Para pahlawan mengajarkan sebuah kaidah kepada kita; seseorang hanya akan menjadi bisa meledak sebagai pahlawan jika ia bekerja secara optimal pada kompetensi intinya. Sebab, pekerjaan-pekerjaan yang kita tuntaskan yang kemudian membuat kita dicatat sebagai pahlawan, akan dijadikan mudah oleh Allah SWT karena Ia memang menyiapkan kita untuk pekerjaan itu.
Akan tetapi, sebenarnya tidak ada manusia yang dapat menemukan seluruh potensi dalam dirinya sekaligus. Seperti tambang yang tersembunyi di perut bumi, setiap kita membutuhkan waktu yang panjang untuk mengeksplorasi, menemukan, baru kemudian menggali dan mengeksploitasinya. Sebelum diakhiri oleh kematian, setiap potensi yang kita temukan dalam diri kita tidak pernah bersifat final. Yang bisa kita lakukan adalah membuat model-model analog, misalnya peta, yang dapat menghampiri gambaran keseluruhan potensi diri kita.
Karena itu, pencarian tidak boleh berhenti. Proses pemotretan dan pemetaan harus terus berlanjut. Kita hanya harus memastikan bahwa semua potensi yang telah kita temukan langsung terpakai secara maksimal. Inilah konsep yang disebut sebagai pengenalan berkesinambungan.
Namun, di sini muncul sebuah pertanyaan, “Bagaimana cara mengetahui, pada akhirnya bahwa inilah kompetensi inti kita, atau bahwa inilah pusat keunggulan kita?”
Kompetensi inti atau pusat keunggulan biasanya dicirikan beberapa hal. Misalnya, adanya minat yang tinggi terhadap suatu bidang, kemampuan penguasaan cepat dalam bidang itu, kegembiraan natural saat menjalaninya, oplimisme pada kemampuan pengembangan lebih jauh, dan seterusnya.
Lihatlah misalnya dua tokoh yang sudah berulang kali kita kaji: Umar Bin Khattab dan Khalid Bin Walid. Mereka sama-sama berasal dari klan Bani Makhzum, memiliki postur tubuh yang tinggi dan besar, wajah yang sangat mirip, dan bangunan karakter yang sama, yang digambarkan dengan kata kunci “prajurit”.
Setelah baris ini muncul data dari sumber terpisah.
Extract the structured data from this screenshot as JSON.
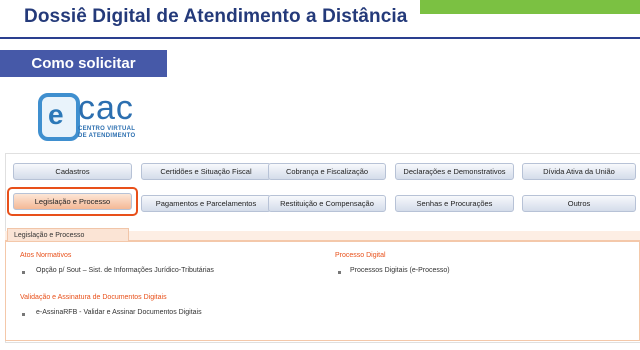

Akan tetapi, Abbas Mahmud A1-’Aqqad, yang menulis biografi kedua pahlawan yang jenius itu, menemukan perbedaan yang tipis pada tipologi keprajuritan di antara keduanya. Keprajuritan pada Khalid bersifat agresif, sementara keprajuritan pada Umar bersifat pembelaan. Kedua tipologi ini, tentu saja, baru akan optimal, jika masing- masing disalurkan pada peran dan fungsi yang sesuai dengan tabiatnya.
Agaknya inilah yang menjelaskan mengapa Khalid Bin Walid selalu mendapat peran sebagai panglima perang, khususnya di era ekspansi, sementara Umar Bin Khattab lebih tepat memimpin negara. Sifat agresif lebih dibutuhkan dalam perang, apalagi yang bersifat ekspansif, sementara semangat pembelaan butuhkan dalam kepemimpinan negara yang mudah terseret oleh godaan arogansi dan kediktatoran.
Begitulah akhirnya kedua pahlawan itu menjadi ulung pada perannya masing-masing. Khalid dikenal karena keberanian dan kehebatan strategi perangnya, sementara Umar dikenal karena kasih sayang keadilannya kepada rakyatnya. Dari klan bani Makhzum itu, dua legenda Islam meniti jalan kepahlawanannya pada jalur kompetensi intinya masing-masing.